This comment is based on the 'deltaTime' provided to HTML/JS gauges, I'm not programming in WASM but at a guess the deltaTime will be similar (a simple test is to request the time from the sim as well as pDrawData->dt , subtract successive sim time values from each other, and see if the pDrawData->dt bear any relation to that):
I'm still not sure what calculation you're feeding the deltaTime into. If you want to calculate something across an update cycle, e.g. sink rate from (Altitude2-Altitude1)/deltaTime, then the sim 'delta time' is generally useless for that calculation (although there are multiple implementations of 'delta time' and many reasons you might want it, so you need to understand the issue rather than having a pat works/doesn't work answer).

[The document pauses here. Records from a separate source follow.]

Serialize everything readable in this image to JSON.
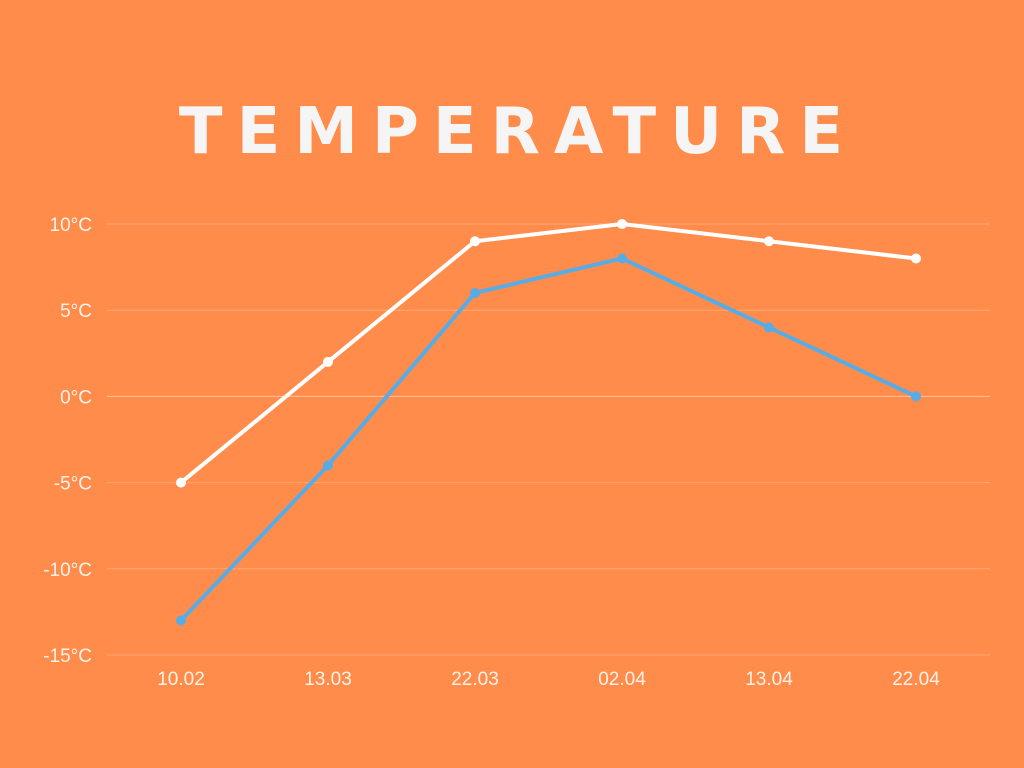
{
  "chart_data": {
    "type": "line",
    "title": "TEMPERATURE",
    "categories": [
      "10.02",
      "13.03",
      "22.03",
      "02.04",
      "13.04",
      "22.04"
    ],
    "series": [
      {
        "values": [
          -5,
          2,
          9,
          10,
          9,
          8
        ],
        "color": "#FFFFFF"
      },
      {
        "values": [
          -13,
          -4,
          6,
          8,
          4,
          0
        ],
        "color": "#58ACE5"
      }
    ],
    "ylim": [
      -15,
      10
    ],
    "yticks": [
      "10°C",
      "5°C",
      "0°C",
      "-5°C",
      "-10°C",
      "-15°C"
    ],
    "ytick_values": [
      10,
      5,
      0,
      -5,
      -10,
      -15
    ],
    "grid": true,
    "legend": "none"
  },
  "colors": {
    "background": "#FF8C4B",
    "title": "#F5F5F5",
    "gridline": "#FFA874",
    "zeroline": "#FFC29D",
    "tick_label": "#FFF2E8"
  }
}
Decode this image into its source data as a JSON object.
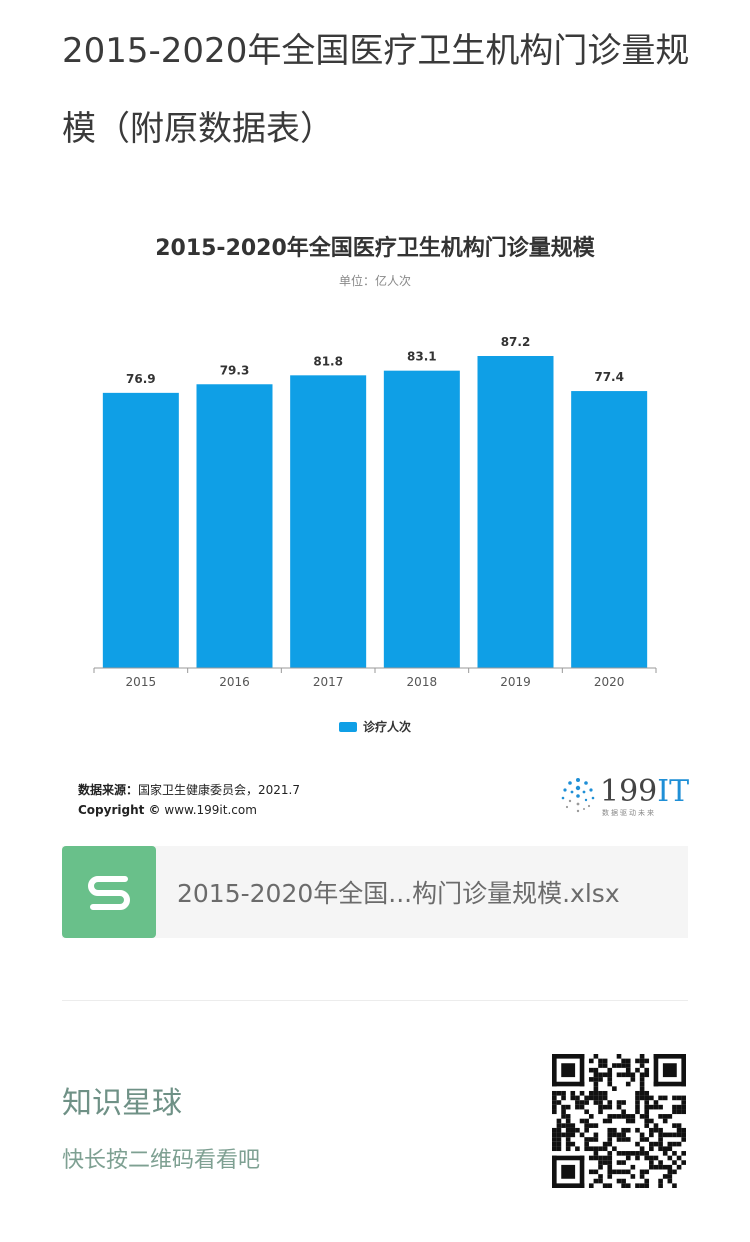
{
  "article": {
    "title": "2015-2020年全国医疗卫生机构门诊量规模（附原数据表）"
  },
  "chart_data": {
    "type": "bar",
    "title": "2015-2020年全国医疗卫生机构门诊量规模",
    "unit": "单位：亿人次",
    "categories": [
      "2015",
      "2016",
      "2017",
      "2018",
      "2019",
      "2020"
    ],
    "series": [
      {
        "name": "诊疗人次",
        "values": [
          76.9,
          79.3,
          81.8,
          83.1,
          87.2,
          77.4
        ]
      }
    ],
    "data_labels": [
      "76.9",
      "79.3",
      "81.8",
      "83.1",
      "87.2",
      "77.4"
    ],
    "ylim": [
      0,
      87.2
    ],
    "grid": false,
    "legend": "bottom",
    "color": "#0f9fe6"
  },
  "source": {
    "label": "数据来源：",
    "text": "国家卫生健康委员会，2021.7",
    "copyright_label": "Copyright ©",
    "copyright_text": "www.199it.com"
  },
  "logo": {
    "name_prefix": "199",
    "name_suffix": "IT",
    "tagline": "数据驱动未来"
  },
  "attachment": {
    "icon": "spreadsheet-icon",
    "file_name": "2015-2020年全国...构门诊量规模.xlsx"
  },
  "promo": {
    "title": "知识星球",
    "subtitle": "快长按二维码看看吧",
    "qr_icon": "qr-code-icon"
  }
}
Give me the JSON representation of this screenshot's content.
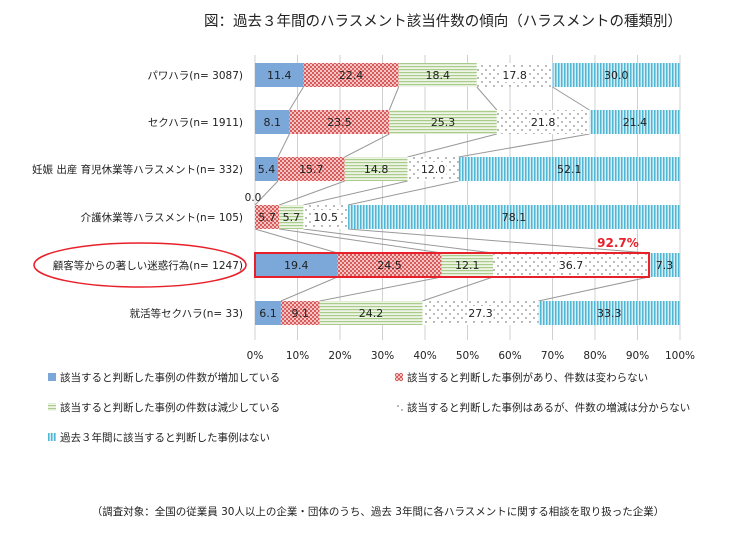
{
  "chart_data": {
    "type": "bar",
    "orientation": "horizontal",
    "stacked": true,
    "title": "図：過去３年間のハラスメント該当件数の傾向（ハラスメントの種類別）",
    "categories": [
      "パワハラ(n= 3087)",
      "セクハラ(n= 1911)",
      "妊娠 出産 育児休業等ハラスメント(n= 332)",
      "介護休業等ハラスメント(n= 105)",
      "顧客等からの著しい迷惑行為(n= 1247)",
      "就活等セクハラ(n= 33)"
    ],
    "series": [
      {
        "name": "該当すると判断した事例の件数が増加している",
        "color": "#7ba7d9",
        "pattern": "solid",
        "values": [
          11.4,
          8.1,
          5.4,
          0.0,
          19.4,
          6.1
        ]
      },
      {
        "name": "該当すると判断した事例があり、件数は変わらない",
        "color": "#e07b7b",
        "pattern": "checker",
        "values": [
          22.4,
          23.5,
          15.7,
          5.7,
          24.5,
          9.1
        ]
      },
      {
        "name": "該当すると判断した事例の件数は減少している",
        "color": "#a9cc8a",
        "pattern": "horizontal-stripes",
        "values": [
          18.4,
          25.3,
          14.8,
          5.7,
          12.1,
          24.2
        ]
      },
      {
        "name": "該当すると判断した事例はあるが、件数の増減は分からない",
        "color": "#555555",
        "pattern": "dots",
        "values": [
          17.8,
          21.8,
          12.0,
          10.5,
          36.7,
          27.3
        ]
      },
      {
        "name": "過去３年間に該当すると判断した事例はない",
        "color": "#4fb6d3",
        "pattern": "vertical-stripes",
        "values": [
          30.0,
          21.4,
          52.1,
          78.1,
          7.3,
          33.3
        ]
      }
    ],
    "xlim": [
      0,
      100
    ],
    "xticks": [
      "0%",
      "10%",
      "20%",
      "30%",
      "40%",
      "50%",
      "60%",
      "70%",
      "80%",
      "90%",
      "100%"
    ],
    "grid": true,
    "legend": "bottom",
    "annotation": "92.7%",
    "highlight_color": "#e8202a",
    "highlight_category": 4,
    "note": "（調査対象：全国の従業員 30人以上の企業・団体のうち、過去 3年間に各ハラスメントに関する相談を取り扱った企業）"
  }
}
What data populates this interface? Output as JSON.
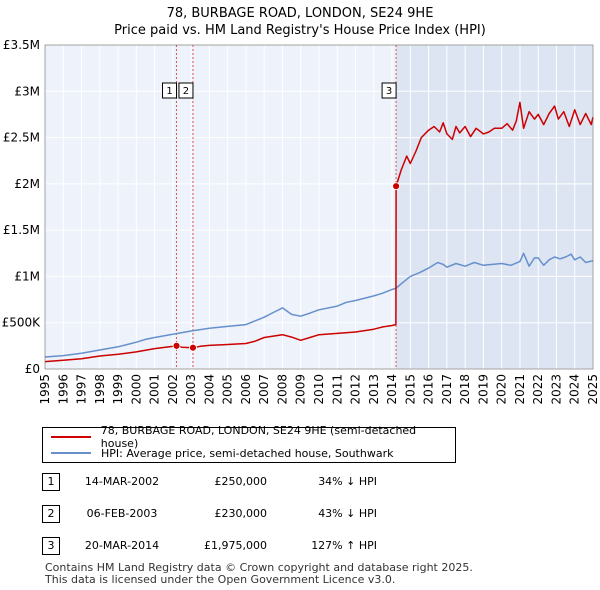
{
  "title": "78, BURBAGE ROAD, LONDON, SE24 9HE",
  "subtitle": "Price paid vs. HM Land Registry's House Price Index (HPI)",
  "legend": [
    {
      "label": "78, BURBAGE ROAD, LONDON, SE24 9HE (semi-detached house)",
      "color": "#cc0000"
    },
    {
      "label": "HPI: Average price, semi-detached house, Southwark",
      "color": "#6690cc"
    }
  ],
  "transactions": [
    {
      "num": "1",
      "date": "14-MAR-2002",
      "price": "£250,000",
      "hpi": "34% ↓ HPI"
    },
    {
      "num": "2",
      "date": "06-FEB-2003",
      "price": "£230,000",
      "hpi": "43% ↓ HPI"
    },
    {
      "num": "3",
      "date": "20-MAR-2014",
      "price": "£1,975,000",
      "hpi": "127% ↑ HPI"
    }
  ],
  "footer": [
    "Contains HM Land Registry data © Crown copyright and database right 2025.",
    "This data is licensed under the Open Government Licence v3.0."
  ],
  "chart_data": {
    "type": "line",
    "title": "78, BURBAGE ROAD, LONDON, SE24 9HE",
    "subtitle": "Price paid vs. HM Land Registry's House Price Index (HPI)",
    "xlim": [
      1995,
      2025
    ],
    "ylim": [
      0,
      3500000
    ],
    "y_ticks": [
      {
        "value": 0,
        "label": "£0"
      },
      {
        "value": 500000,
        "label": "£500K"
      },
      {
        "value": 1000000,
        "label": "£1M"
      },
      {
        "value": 1500000,
        "label": "£1.5M"
      },
      {
        "value": 2000000,
        "label": "£2M"
      },
      {
        "value": 2500000,
        "label": "£2.5M"
      },
      {
        "value": 3000000,
        "label": "£3M"
      },
      {
        "value": 3500000,
        "label": "£3.5M"
      }
    ],
    "x_ticks": [
      "1995",
      "1996",
      "1997",
      "1998",
      "1999",
      "2000",
      "2001",
      "2002",
      "2003",
      "2004",
      "2005",
      "2006",
      "2007",
      "2008",
      "2009",
      "2010",
      "2011",
      "2012",
      "2013",
      "2014",
      "2015",
      "2016",
      "2017",
      "2018",
      "2019",
      "2020",
      "2021",
      "2022",
      "2023",
      "2024",
      "2025"
    ],
    "grid": true,
    "background_color": "#eef2fa",
    "highlight_from": 2014.22,
    "series": [
      {
        "name": "78, BURBAGE ROAD, LONDON, SE24 9HE (semi-detached house)",
        "color": "#cc0000",
        "x": [
          1995.0,
          1996.0,
          1997.0,
          1998.0,
          1999.0,
          2000.0,
          2001.0,
          2002.2,
          2002.5,
          2003.1,
          2003.5,
          2004.0,
          2005.0,
          2006.0,
          2006.5,
          2007.0,
          2007.5,
          2008.0,
          2008.5,
          2009.0,
          2009.5,
          2010.0,
          2011.0,
          2012.0,
          2013.0,
          2013.5,
          2014.0,
          2014.21,
          2014.22,
          2014.5,
          2014.8,
          2015.0,
          2015.3,
          2015.6,
          2016.0,
          2016.3,
          2016.6,
          2016.8,
          2017.0,
          2017.3,
          2017.5,
          2017.7,
          2018.0,
          2018.3,
          2018.6,
          2019.0,
          2019.3,
          2019.6,
          2020.0,
          2020.3,
          2020.6,
          2020.8,
          2021.0,
          2021.2,
          2021.5,
          2021.8,
          2022.0,
          2022.3,
          2022.6,
          2022.9,
          2023.1,
          2023.4,
          2023.7,
          2024.0,
          2024.3,
          2024.6,
          2024.9,
          2025.0
        ],
        "y": [
          80000,
          95000,
          110000,
          140000,
          160000,
          185000,
          220000,
          250000,
          235000,
          230000,
          245000,
          255000,
          265000,
          275000,
          300000,
          340000,
          355000,
          370000,
          345000,
          310000,
          340000,
          370000,
          385000,
          400000,
          430000,
          455000,
          470000,
          480000,
          1975000,
          2150000,
          2300000,
          2220000,
          2350000,
          2500000,
          2580000,
          2620000,
          2560000,
          2660000,
          2540000,
          2480000,
          2620000,
          2550000,
          2620000,
          2510000,
          2600000,
          2540000,
          2560000,
          2600000,
          2600000,
          2650000,
          2580000,
          2680000,
          2880000,
          2600000,
          2780000,
          2700000,
          2750000,
          2640000,
          2760000,
          2840000,
          2700000,
          2780000,
          2620000,
          2800000,
          2640000,
          2760000,
          2640000,
          2720000
        ]
      },
      {
        "name": "HPI: Average price, semi-detached house, Southwark",
        "color": "#6690cc",
        "x": [
          1995.0,
          1996.0,
          1997.0,
          1998.0,
          1999.0,
          2000.0,
          2000.5,
          2001.0,
          2002.0,
          2003.0,
          2004.0,
          2005.0,
          2006.0,
          2007.0,
          2007.5,
          2008.0,
          2008.5,
          2009.0,
          2009.3,
          2010.0,
          2011.0,
          2011.5,
          2012.0,
          2013.0,
          2013.5,
          2014.0,
          2014.2,
          2014.5,
          2015.0,
          2015.5,
          2016.0,
          2016.5,
          2016.8,
          2017.0,
          2017.5,
          2018.0,
          2018.5,
          2019.0,
          2019.5,
          2020.0,
          2020.5,
          2021.0,
          2021.2,
          2021.5,
          2021.8,
          2022.0,
          2022.3,
          2022.6,
          2022.9,
          2023.2,
          2023.5,
          2023.8,
          2024.0,
          2024.3,
          2024.6,
          2025.0
        ],
        "y": [
          130000,
          145000,
          170000,
          205000,
          240000,
          290000,
          320000,
          340000,
          375000,
          410000,
          440000,
          460000,
          480000,
          560000,
          610000,
          660000,
          590000,
          570000,
          590000,
          640000,
          680000,
          720000,
          740000,
          790000,
          820000,
          860000,
          870000,
          920000,
          1000000,
          1040000,
          1090000,
          1150000,
          1130000,
          1100000,
          1140000,
          1110000,
          1150000,
          1120000,
          1130000,
          1140000,
          1120000,
          1160000,
          1250000,
          1110000,
          1200000,
          1200000,
          1120000,
          1180000,
          1210000,
          1190000,
          1210000,
          1240000,
          1180000,
          1210000,
          1150000,
          1170000
        ]
      }
    ],
    "markers": [
      {
        "label": "1",
        "x": 2002.2,
        "y": 250000
      },
      {
        "label": "2",
        "x": 2003.1,
        "y": 230000
      },
      {
        "label": "3",
        "x": 2014.22,
        "y": 1975000
      }
    ]
  }
}
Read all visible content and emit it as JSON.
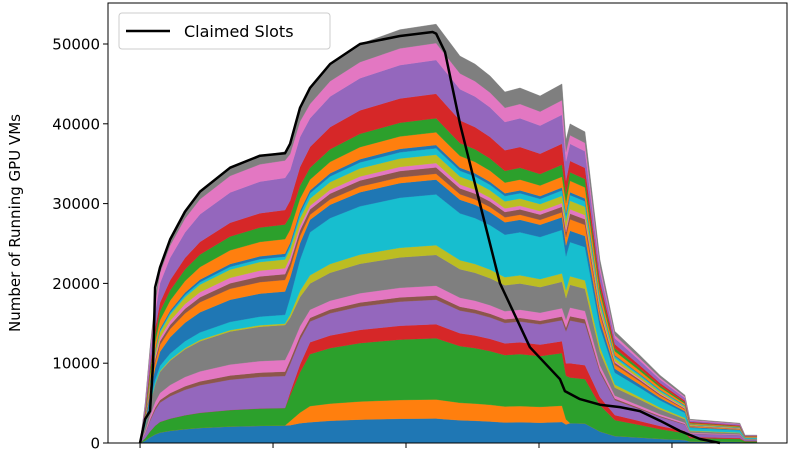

The underlying tech challenge is in MSFS the client code accessing sim data has been moved to separate threads which are updated asynchronously. Great for stability/reliability of the core sim, but it means sim time vs. real time has become more complex (the SimVars are updated in sim time, the deltaTime values provided by MSFS are generally real time, which you could calculate easily yourself)
In the example I gave, what you would really want is two pairs [Altitude1, Time1] and [Altitude2, Time2] where Altitude1 occurred at sim time Time1, and similar for the second pair, and obviously the deltaTime you want is Time2-Time1. In practice the MSFS sim deltaTime values are 'real' time values (the sim is using the PC internal clock to calculate the real time since the last update occurred, e.g. 67.1234567 milliseconds) which is accurate in real time but not particularly useful in 'sim' time where the 'sim' time values between Altitude2 and Altitude1 might be 55.55 milliseconds or 111.11 milliseconds (sim variable updates occur on an APPROX 18-times-per-second update thread independent of the thread used to communicate with your code).
Is the issue clear? Doesn't give you a good answer (I don't know your requirement - it depends on what you want to do). Frankly very few people have any clue about this issue because there are already pre-canned variables that fit the common use cases e.g. Speed and Acceleration vars are available which internally correctly use matching distance/altitude/speed/time values so you don't need a deltaTime value for those.
If you need deltaTime in 'real' time, that can be calculated (obviously) by subtracting real timestamps inside your code (the MSFS implementation for gauges subtracts JS Date.now() values from each other, independent of whatever the sim time is doing).
If you need accurate deltaTime in 'sim time', it is wayyyyyyy more complicated, e.g. if you request [ABSOLUTE TIME, INDICATED ALTITUDE] on successive updates, and subtract the first time from the second, this generally will NOT be the sim time the plane took to fly between the two altitude samples. If you want a deltaTime spanning multiple seconds (fine for a climb averager) then subtracting two ABSOLUTE TIME values would be fine (as would any internal timestamp).